The most obvious move in the NFL this offseason was the Ravens signing a new wide receiver (or three). It was less obvious why the team decided to commit so much money to former Redskins receiver Ryan Grant.

Grant has long been beloved by his coaches and teammates, but the results have never been there on game day. He has some potential to improve if given a larger role in a team's offense, which he likely would have had in Baltimore, but it never made much sense to offer him a 4-year contract worth nearly 30 million, with $14.5 million guaranteed.

Thankfully for fans who were uninspired by the reported agreement, Grant was unable to pass his physical and will not be joining the team.


At a press conference Friday morning, GM Ozzie Newsome called the void a "medical decision" that Newsome had no control over. 

NFL insider Ian Rapoport reported that Grant is recovering from a Grade 2 sprained ankle that would need two months rest.

You have to feel for Grant, who by all accounts has worked his tail off for many years just waiting for his chance. It's never easy missing out on nearly $15 million dollars guaranteed, but Grant should be able to find work with another team.
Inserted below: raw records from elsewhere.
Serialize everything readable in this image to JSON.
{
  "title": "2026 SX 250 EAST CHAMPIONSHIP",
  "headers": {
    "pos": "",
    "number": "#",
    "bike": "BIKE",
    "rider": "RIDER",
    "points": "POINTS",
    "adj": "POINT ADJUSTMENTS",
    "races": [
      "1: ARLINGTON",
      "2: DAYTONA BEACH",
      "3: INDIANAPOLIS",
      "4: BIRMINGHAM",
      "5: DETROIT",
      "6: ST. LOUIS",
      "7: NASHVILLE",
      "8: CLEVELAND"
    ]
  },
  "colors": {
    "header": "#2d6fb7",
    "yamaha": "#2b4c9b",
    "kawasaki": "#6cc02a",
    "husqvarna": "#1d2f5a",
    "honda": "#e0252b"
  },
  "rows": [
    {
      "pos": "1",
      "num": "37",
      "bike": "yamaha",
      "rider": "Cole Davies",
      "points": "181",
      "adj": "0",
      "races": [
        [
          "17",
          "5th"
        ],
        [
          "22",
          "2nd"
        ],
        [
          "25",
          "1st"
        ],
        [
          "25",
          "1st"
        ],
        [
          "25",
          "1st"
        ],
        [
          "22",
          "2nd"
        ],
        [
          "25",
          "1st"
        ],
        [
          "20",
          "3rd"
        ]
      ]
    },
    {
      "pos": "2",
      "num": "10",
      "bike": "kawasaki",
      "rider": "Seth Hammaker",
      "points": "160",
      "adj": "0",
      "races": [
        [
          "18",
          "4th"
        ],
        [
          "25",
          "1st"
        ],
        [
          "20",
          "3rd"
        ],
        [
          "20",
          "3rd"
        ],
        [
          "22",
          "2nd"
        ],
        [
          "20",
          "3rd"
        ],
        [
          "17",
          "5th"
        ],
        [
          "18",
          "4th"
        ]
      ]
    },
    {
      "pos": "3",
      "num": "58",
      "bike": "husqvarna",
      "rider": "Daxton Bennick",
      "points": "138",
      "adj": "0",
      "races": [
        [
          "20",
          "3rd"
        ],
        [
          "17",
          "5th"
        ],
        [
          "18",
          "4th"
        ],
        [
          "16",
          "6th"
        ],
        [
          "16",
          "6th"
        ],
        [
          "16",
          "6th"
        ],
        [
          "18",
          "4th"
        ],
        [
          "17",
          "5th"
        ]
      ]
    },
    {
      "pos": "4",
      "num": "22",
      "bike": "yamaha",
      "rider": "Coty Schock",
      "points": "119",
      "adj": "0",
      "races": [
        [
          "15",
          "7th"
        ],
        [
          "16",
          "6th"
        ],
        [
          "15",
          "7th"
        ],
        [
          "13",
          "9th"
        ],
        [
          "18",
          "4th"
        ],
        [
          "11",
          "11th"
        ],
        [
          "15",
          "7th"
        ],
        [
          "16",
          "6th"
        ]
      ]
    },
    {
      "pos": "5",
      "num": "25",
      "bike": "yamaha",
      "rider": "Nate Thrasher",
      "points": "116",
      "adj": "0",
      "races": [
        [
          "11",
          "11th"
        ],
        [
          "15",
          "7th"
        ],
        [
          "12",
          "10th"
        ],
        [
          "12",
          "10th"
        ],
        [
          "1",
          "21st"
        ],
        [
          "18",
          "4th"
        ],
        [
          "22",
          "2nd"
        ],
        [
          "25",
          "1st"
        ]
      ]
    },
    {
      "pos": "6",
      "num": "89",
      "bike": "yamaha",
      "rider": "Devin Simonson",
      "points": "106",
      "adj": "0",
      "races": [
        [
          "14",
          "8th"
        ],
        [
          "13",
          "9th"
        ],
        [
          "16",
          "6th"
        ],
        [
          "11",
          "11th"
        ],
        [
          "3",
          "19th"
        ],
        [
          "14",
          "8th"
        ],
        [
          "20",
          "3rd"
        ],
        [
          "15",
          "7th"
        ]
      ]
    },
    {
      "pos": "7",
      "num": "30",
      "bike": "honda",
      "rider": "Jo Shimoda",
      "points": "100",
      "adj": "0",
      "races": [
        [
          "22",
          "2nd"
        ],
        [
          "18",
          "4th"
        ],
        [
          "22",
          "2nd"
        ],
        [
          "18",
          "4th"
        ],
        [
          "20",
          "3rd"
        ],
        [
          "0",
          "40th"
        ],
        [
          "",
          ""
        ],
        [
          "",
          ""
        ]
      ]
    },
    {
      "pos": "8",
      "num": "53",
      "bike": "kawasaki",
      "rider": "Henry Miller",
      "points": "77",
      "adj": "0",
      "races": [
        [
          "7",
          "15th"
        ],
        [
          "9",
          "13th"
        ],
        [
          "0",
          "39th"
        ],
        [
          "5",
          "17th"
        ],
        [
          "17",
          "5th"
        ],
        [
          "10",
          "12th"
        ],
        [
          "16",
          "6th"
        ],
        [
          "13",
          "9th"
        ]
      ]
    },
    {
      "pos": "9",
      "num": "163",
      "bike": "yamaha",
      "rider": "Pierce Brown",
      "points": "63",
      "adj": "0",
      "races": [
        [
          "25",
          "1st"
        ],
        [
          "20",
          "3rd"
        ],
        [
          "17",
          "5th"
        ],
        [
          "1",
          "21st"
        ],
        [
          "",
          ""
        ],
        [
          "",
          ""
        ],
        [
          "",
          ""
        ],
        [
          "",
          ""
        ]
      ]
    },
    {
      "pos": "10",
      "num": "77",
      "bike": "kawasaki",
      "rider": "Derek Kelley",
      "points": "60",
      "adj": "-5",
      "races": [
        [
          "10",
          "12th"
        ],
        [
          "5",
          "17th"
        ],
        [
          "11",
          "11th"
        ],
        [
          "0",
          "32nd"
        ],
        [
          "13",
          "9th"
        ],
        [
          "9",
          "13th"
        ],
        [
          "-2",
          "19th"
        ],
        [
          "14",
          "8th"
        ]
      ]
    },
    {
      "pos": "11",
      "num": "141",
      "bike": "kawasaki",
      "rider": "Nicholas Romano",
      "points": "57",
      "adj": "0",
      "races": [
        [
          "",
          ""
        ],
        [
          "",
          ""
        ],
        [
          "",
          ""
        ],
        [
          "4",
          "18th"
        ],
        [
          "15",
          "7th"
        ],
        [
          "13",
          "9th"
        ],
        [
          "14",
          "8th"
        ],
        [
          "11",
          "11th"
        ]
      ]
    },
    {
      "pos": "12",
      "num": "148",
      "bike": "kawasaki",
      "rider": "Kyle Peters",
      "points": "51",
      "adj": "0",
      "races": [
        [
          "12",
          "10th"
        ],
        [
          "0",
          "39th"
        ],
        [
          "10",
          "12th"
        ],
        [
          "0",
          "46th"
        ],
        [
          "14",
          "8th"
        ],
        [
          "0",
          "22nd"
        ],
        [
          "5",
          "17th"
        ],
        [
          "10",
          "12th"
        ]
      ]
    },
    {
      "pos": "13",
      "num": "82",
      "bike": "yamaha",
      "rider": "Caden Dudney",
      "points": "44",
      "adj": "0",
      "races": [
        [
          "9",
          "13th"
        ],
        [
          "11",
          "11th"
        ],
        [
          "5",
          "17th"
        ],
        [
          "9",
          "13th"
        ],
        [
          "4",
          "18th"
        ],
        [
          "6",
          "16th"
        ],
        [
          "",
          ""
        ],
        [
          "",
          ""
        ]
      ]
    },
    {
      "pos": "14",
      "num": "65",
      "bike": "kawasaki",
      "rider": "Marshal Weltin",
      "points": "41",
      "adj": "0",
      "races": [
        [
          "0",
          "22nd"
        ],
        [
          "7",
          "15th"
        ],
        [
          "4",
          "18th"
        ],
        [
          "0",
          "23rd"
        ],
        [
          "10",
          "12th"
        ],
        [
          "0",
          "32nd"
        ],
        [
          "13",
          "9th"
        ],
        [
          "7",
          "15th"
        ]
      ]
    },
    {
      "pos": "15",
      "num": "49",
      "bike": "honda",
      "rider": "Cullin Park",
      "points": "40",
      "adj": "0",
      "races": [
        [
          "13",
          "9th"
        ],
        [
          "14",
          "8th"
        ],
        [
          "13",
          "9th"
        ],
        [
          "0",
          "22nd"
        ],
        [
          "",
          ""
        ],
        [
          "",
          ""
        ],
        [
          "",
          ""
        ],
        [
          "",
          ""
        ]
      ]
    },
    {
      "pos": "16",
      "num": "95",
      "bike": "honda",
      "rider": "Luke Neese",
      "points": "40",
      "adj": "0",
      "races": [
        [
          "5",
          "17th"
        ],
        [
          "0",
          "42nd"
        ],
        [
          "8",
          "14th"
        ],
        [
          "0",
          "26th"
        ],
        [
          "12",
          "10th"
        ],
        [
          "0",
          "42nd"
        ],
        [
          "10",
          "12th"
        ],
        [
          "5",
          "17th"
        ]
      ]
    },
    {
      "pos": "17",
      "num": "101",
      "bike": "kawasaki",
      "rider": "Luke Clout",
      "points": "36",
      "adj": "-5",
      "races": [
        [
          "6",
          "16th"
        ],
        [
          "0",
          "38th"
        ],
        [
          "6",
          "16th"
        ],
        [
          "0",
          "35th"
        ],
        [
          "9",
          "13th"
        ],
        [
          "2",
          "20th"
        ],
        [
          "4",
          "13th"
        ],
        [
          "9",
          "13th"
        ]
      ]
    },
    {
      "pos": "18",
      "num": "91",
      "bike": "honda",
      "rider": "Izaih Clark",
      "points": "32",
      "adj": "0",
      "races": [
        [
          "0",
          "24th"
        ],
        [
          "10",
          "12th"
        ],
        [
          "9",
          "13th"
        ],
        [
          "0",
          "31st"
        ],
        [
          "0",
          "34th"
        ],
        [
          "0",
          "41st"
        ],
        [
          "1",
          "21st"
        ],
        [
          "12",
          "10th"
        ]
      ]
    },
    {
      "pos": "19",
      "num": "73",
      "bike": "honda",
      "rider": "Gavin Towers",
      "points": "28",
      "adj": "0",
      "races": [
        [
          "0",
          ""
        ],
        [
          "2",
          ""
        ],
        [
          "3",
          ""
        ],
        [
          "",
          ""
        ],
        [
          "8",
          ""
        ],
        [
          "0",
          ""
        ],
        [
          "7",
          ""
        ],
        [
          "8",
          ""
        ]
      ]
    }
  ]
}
The timing of this news, coming so soon after former Raider Michael Crabtree became available, seemed fishy to some.

At Friday's press conference, Newsome also said the team would have still pursued Crabtree if they signed Grant. 

It's probably not fair to suggest that an NFL franchise would actually so publicly back out of a deal just because another option came along, as any team with that reputation would struggle to attract future free agents. That said, it could end up working out splendidly for the team.

Besides, if all else is equal, shouldn't a team located in Baltimore be going after a guy named CRABtree?